O projeto começou a ser estruturado em 2002, mas somente três anos depois foi possível começar a capacitar os alunos por meio do curso implantado pelo ator formado em arte clown (arte do palhaço) Antonio Correa Neto. Até 2012, ele foi o responsável pela direção artística do Sorrir é Viver, que hoje tem novos professores e outras duas vertentes – os Contadores de História e os Musicantes.

Além de primeira Faculdade de Medicina do país a trabalhar com a arte clown, a FMABC é pioneira na implantação de um curso especialmente desenvolvido para isso, a Disciplina Eletiva de Humanização. “Acabamos por nos tornar uma referência. Diante do interesse de outras faculdades, surgiu o Congresso Medicina, Cultura e Arte, que já está em sua 7ª edição. Foi realizado primeiramente em São Paulo, mas agora já é organizado em estados como Pernambuco e Ceará”, informa Caroline Rethe, estudante do 4º ano de Medicina e responsável pela área de Apoio e Parceria do Sorrir é Viver.

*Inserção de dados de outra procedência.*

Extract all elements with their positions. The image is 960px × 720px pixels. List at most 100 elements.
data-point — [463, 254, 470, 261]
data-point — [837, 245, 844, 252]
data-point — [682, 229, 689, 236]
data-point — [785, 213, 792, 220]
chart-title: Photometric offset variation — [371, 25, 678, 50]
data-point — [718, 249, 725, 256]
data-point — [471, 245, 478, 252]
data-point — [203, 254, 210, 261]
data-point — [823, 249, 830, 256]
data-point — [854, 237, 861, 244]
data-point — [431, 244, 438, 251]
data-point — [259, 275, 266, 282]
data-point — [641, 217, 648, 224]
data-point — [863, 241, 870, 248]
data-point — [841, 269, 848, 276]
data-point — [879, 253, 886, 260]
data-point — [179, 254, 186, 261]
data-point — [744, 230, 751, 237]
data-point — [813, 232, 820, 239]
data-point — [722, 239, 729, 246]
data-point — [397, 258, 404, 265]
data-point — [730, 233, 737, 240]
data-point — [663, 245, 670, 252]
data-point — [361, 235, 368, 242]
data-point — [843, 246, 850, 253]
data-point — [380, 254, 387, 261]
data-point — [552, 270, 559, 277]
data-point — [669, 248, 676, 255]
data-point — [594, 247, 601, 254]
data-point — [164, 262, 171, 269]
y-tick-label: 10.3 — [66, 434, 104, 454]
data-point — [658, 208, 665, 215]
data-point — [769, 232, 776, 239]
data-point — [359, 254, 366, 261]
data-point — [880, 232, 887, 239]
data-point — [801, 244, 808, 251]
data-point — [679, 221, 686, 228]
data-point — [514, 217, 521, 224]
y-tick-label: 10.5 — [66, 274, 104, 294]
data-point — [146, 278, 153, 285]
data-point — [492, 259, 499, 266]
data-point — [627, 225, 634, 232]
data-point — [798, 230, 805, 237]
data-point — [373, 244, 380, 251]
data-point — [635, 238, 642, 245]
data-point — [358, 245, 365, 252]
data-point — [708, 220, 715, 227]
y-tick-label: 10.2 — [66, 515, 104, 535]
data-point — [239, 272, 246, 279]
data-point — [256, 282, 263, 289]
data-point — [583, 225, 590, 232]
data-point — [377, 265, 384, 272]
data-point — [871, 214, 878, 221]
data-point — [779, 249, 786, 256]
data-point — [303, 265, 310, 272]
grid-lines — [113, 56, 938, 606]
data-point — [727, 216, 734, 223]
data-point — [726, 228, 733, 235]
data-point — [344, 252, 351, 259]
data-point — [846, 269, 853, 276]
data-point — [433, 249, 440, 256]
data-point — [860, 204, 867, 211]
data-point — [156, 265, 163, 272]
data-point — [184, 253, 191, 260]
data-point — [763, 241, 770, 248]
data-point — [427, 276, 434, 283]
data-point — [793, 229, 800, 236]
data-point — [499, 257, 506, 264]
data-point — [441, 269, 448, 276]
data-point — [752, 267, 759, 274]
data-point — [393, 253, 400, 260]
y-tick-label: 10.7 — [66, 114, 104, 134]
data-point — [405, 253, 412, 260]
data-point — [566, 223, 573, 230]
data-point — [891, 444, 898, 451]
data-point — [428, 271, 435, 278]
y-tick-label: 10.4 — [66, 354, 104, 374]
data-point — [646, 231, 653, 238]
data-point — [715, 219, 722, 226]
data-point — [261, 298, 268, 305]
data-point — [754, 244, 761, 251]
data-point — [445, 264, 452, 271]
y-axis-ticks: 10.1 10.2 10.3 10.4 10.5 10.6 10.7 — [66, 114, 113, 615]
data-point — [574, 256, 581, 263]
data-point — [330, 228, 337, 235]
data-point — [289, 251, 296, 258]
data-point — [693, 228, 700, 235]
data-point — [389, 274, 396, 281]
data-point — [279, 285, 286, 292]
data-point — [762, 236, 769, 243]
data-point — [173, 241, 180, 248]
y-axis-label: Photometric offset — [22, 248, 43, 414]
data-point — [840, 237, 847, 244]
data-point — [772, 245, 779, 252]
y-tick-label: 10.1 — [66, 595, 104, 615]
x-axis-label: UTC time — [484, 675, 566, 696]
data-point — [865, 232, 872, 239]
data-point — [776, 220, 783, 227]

A partir do segundo ano, os estudantes interessados podem se inscrever. Eles passam por um processo seletivo para admissão no curso especializado na formação de palhaços. Os aprovados têm de conciliar a intensa rotina de estudos com as visitas aos pacientes. Todas as segundas-feiras, eles dedicam 3 horas de seu tempo para aprender a utilizar a arte lúdica como ferramenta de qualificação profissional e transformação do ambiente hospitalar. “O objetivo é melhorar a formação médica, tornar o profissional mais humano”, destaca Caroline.

Ela conta que a experiência tem sido transformadora. “Lidamos com o medo e a fragilidade dos pacientes. Levar alegria, dar atenção, conforto é um grande aprendizado e nos emocionamos todos os dias”, afirma.

Valores e ideais – Atualmente, a coordenação geral do Sorrir é Viver tem 15 membros e está organizada em diretorias como Financeiro, Desenvolvimento de Novos Projetos, Logística e Apoio e Parceria.“O apoio da Home Doctor é muito importante. Somos parceiros em valores e ideais. Condutas como cuidados paliativos, por exemplo, têm tudo a ver com o nosso trabalho”, destaca a diretora da ONG.

Os apoios e as parcerias, além da comercialização de camisetas, cadernos e canetas entre outros itens, permitem uma atuação diária nos hospitais Mário Covas, Anchieta e Maria Braido e, também, no Centro Hospitalar de Santo André e no ambulatório da Faculdade de Medicina do ABC. Os estudantes palhaços, contadores de história e musicantes percorrem todas as clínicas, adaptando seu repertório de acordo com a idade do paciente, seu diagnóstico e estado psicológico.

As crianças requerem maior energia física e artifícios diferentes de motivação e divertimento.“Já os adultos, em sua maioria, não querem saber de brincadeiras. Eles querem conversar, porque muitas vezes a família não pode visitá-los, e querem dividir suas angústias ou contar como foi o seu dia. É muito importante saber seus nomes e dar toda a atenção de que eles precisam”, conta Caroline. Os integrantes do Sorrir é Viver também participam gratuitamente de feiras e outros eventos da área da Saúde, onde aproveitam para divulgar o projeto e vender seus produtos.